In an extraordinary attack on rooftop solar, AGL Energy said solar households were being cross-subsidised to the tune of billions of dollars and suggested there was already too much solar on household rooftops.
In an in-house research paper first presented in October, but released to the Australian Financial Review on Monday before a wider public release (it can be found here on the AGL blog), AGL economist Paul Simshauser said solar subsidies such as feed-in tariffs and small-scale certificates were a “synthetic tax”, and a scam.
“This is a scam but it’s hidden,” Simshauser told the AFR. “If you don’t fix the problem, the rot will only get worse.”
The attack comes less than a week after AGL claimed it wanted to transform its business to help solar and storage, although its forecasts for solar and storage technology showed a much slower deployment than most people expect.
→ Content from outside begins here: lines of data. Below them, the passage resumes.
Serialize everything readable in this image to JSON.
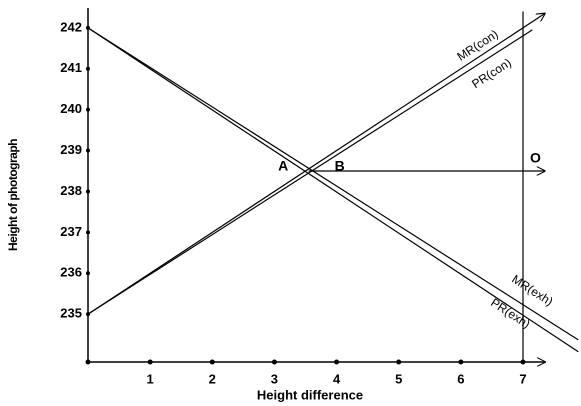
{
  "chart_data": {
    "type": "line",
    "xlabel": "Height difference",
    "ylabel": "Height of photograph",
    "xlim": [
      0,
      7
    ],
    "ylim": [
      233.83,
      242.5
    ],
    "xticks": [
      1,
      2,
      3,
      4,
      5,
      6,
      7
    ],
    "yticks": [
      235,
      236,
      237,
      238,
      239,
      240,
      241,
      242
    ],
    "series": [
      {
        "name": "MR(con)",
        "color": "#000000",
        "x": [
          0,
          7.35
        ],
        "y": [
          235,
          242.35
        ]
      },
      {
        "name": "PR(con)",
        "color": "#000000",
        "x": [
          0,
          7.15
        ],
        "y": [
          235,
          241.95
        ]
      },
      {
        "name": "MR(exh)",
        "color": "#000000",
        "x": [
          0,
          7.89
        ],
        "y": [
          242,
          234.37
        ]
      },
      {
        "name": "PR(exh)",
        "color": "#000000",
        "x": [
          0,
          7.89
        ],
        "y": [
          242,
          234.08
        ]
      }
    ],
    "lines": [
      {
        "x": [
          3.55,
          7.35
        ],
        "y": [
          238.5,
          238.5
        ]
      },
      {
        "x": [
          7,
          7
        ],
        "y": [
          233.83,
          242.4
        ]
      }
    ],
    "annotations": [
      {
        "text": "A",
        "x": 3.14,
        "y": 238.6
      },
      {
        "text": "B",
        "x": 4.05,
        "y": 238.6
      },
      {
        "text": "O",
        "x": 7.2,
        "y": 238.8
      }
    ]
  }
}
This new attack, however, is just one of many on the solar industry by incumbent generators, retailers and networks, concerned that the proliferation of rooftop solar – and the impending impact of battery storage – will upset their business models.
AGL Energy, and others, have argued that the small-scale renewable target should be cut; networks have prevented solar from being installed, forced homes and business to reduce their size on their systems, imposed limits or prevented them from feeding solar power back into the grid, and paid a desultory tariff for exports, which in some states is now voluntary.
The existence of cross subsidies has long been noted, but were never much of an issue when it involved air-conditioning, because that added to demand from the grid and coal-fired generators.
As the AGL paper notes: “Unlike the air-conditioner, the flow of kWh through Solar PV units reverses rather than adds to total flows, and so tariff instability has become a serious problem.”